Extract into OPPORTUNITIES.md:
Gaps and signals found during analysis:
Mark each with: [ ] Not started, [~] In progress, [x] Done
Site structure handling:
Pre-fill answers from scraped content before asking questions:
Present a summary to the user:
"I crawled X pages and scraped Y social profiles. Here's what I know about your business:
What you sell: [products/services with pricing]
Who you sell to: [target audience in their own language]
How you position yourself: [key differentiators]
Your content strategy: [what you publish, how often, what topics]
Trust signals I found: [testimonials, stats, logos]
Things I noticed: [gaps, opportunities, interesting patterns]
I've written all of this into BUSINESS-INTEL.md. Now let me confirm a few things I couldn't find on the site."
If the website was scraped, attempt to auto-detect the business type. Present as confirmation: "From your site, this looks like a [Creator / Personal Brand]. Is that right, or is it something else?"
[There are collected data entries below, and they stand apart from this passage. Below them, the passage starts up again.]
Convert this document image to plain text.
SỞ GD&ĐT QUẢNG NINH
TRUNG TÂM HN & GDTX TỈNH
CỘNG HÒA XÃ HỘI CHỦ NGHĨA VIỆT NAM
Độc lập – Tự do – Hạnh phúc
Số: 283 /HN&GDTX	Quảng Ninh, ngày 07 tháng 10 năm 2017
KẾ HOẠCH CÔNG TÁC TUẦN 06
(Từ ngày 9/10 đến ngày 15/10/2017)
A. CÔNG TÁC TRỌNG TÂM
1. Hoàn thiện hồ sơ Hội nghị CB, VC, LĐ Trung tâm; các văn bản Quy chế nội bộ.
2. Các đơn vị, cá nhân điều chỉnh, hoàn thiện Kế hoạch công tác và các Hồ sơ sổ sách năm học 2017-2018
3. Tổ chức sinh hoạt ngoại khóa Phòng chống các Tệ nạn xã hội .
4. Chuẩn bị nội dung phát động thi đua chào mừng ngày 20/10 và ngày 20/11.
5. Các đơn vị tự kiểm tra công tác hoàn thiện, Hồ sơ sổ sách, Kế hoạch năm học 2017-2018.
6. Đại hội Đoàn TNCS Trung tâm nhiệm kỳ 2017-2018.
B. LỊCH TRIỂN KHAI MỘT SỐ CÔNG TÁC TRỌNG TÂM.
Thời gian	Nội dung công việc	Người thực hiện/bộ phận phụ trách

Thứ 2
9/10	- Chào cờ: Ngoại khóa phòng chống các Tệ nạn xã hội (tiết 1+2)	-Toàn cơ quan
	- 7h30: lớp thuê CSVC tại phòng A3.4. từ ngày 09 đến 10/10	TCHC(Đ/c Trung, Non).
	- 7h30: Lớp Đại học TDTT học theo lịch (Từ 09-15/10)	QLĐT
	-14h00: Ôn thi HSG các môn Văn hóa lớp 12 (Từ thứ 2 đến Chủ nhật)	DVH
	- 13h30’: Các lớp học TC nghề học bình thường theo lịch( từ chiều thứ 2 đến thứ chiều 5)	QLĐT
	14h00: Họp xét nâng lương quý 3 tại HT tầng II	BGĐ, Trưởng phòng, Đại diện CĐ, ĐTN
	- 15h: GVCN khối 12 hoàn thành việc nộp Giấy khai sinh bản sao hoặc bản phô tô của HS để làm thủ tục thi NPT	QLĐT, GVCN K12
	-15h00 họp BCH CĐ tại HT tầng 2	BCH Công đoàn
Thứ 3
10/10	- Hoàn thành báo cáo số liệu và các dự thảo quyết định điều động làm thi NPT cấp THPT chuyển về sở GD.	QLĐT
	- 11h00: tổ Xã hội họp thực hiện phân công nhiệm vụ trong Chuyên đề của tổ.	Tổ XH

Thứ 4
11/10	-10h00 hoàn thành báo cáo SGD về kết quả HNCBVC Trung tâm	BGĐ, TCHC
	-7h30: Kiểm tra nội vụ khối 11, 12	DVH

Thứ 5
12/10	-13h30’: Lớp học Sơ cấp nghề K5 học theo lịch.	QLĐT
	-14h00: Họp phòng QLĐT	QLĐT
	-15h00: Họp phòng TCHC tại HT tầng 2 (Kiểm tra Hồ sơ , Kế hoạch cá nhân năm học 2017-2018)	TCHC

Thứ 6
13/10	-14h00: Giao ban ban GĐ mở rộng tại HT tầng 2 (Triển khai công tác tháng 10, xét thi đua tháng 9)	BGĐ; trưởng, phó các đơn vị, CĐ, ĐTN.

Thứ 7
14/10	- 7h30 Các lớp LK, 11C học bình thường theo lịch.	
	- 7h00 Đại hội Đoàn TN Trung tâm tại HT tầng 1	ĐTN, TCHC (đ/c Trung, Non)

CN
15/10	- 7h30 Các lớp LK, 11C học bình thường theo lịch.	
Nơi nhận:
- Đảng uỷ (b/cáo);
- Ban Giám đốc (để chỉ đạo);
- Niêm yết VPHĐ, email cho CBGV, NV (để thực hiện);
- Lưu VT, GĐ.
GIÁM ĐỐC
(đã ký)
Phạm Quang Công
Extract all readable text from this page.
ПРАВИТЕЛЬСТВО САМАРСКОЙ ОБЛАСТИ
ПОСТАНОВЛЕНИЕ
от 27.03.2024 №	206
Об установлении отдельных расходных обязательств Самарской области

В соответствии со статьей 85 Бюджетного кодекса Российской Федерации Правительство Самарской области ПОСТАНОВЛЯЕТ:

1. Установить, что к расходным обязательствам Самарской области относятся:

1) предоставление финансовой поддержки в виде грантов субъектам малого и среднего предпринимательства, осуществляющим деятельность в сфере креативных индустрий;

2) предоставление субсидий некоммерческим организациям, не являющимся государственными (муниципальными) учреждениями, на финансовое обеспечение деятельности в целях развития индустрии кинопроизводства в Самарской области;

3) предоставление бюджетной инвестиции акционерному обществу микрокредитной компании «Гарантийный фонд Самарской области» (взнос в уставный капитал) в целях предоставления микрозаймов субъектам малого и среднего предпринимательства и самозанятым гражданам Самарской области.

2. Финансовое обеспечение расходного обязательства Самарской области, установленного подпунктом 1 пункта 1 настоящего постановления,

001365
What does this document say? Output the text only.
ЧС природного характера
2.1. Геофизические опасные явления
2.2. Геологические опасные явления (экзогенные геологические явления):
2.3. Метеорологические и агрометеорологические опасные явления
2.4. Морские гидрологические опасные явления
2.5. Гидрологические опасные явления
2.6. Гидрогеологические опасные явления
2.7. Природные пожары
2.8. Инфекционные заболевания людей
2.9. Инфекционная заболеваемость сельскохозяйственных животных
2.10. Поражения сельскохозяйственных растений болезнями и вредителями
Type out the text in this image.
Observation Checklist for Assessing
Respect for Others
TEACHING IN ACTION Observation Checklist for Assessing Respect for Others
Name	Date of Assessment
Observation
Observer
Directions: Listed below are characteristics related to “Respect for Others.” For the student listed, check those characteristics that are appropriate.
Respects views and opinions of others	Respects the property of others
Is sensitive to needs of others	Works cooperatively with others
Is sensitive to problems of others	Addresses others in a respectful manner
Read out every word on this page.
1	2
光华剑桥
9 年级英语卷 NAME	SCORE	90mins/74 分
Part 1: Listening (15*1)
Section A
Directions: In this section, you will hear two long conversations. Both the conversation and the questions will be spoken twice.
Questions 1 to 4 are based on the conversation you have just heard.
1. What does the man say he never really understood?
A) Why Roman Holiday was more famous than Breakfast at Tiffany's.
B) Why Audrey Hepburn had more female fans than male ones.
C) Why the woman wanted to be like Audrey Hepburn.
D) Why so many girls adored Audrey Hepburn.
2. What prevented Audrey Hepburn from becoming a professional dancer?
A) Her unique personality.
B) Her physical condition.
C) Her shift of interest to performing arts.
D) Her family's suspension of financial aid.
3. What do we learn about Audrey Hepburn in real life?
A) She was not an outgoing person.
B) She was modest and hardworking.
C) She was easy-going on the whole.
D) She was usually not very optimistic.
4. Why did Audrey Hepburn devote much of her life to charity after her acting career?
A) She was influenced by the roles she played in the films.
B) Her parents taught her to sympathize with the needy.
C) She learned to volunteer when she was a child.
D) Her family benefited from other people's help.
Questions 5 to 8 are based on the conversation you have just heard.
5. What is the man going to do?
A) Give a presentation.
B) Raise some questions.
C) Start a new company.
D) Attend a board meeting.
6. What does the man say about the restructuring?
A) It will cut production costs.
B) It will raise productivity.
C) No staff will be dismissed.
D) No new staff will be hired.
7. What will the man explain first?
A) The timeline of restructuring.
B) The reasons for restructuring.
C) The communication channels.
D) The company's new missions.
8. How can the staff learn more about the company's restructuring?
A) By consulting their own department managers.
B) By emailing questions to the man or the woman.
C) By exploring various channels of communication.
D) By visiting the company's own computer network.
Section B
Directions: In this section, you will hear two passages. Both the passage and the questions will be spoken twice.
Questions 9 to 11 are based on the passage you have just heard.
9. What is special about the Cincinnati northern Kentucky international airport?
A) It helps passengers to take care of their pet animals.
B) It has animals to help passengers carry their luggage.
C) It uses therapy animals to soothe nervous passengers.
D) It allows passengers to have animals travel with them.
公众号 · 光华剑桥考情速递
If no website was scraped, ask directly:
Question 3: "What type of business is this?"
Progress update: "Got it. 1 of 4 sections done. Next: tell me about yourself."
Ask one at a time. If the scrape found an About page, LinkedIn profile, or bio, show what was extracted first: "From your website, I got this: [extracted bio]. Anything to add or correct?" Then skip to what the scrape missed.
Question 4: "Tell me about yourself in a few sentences. Background, what you're known for, what makes you different."
(Skip if About page or LinkedIn bio was scraped and user confirms.)
Question 5: "What's your origin story? The short version. How did you end up doing what you do?"
(Skip if About page covered this and user confirms.)
Question 6: "What do you disagree with in your industry? What do most people in your space get wrong?"
Question 7: "Drop 2-3 examples of content you've written or posts you're proud of. Paste the text or links. I'll analyze your voice from these."
(If blog posts or social posts were scraped, use those automatically. Only ask for additional samples if fewer than 3 were found.)
If the user provides links, scrape them via the Scrape API. If they paste text, analyze directly. Extract sentence length patterns, vocabulary habits, tone, structural patterns, and recurring phrases.
Question 8: "Any words or phrases you hate? Things that make you cringe when you see them in content? These go straight into your banned list."
(Always ask. Cannot be scraped.)
Progress update: "Personal section done. 2 of 4 sections complete. Next: your business."
If website was scraped, show what was extracted: "From your homepage, it looks like you do [X] for [Y]. Sound right?" Then ask only what the scrape missed.
Question 9: "What does your business actually do? Who's it for?"
(Skip if homepage/about was scraped and user confirms.)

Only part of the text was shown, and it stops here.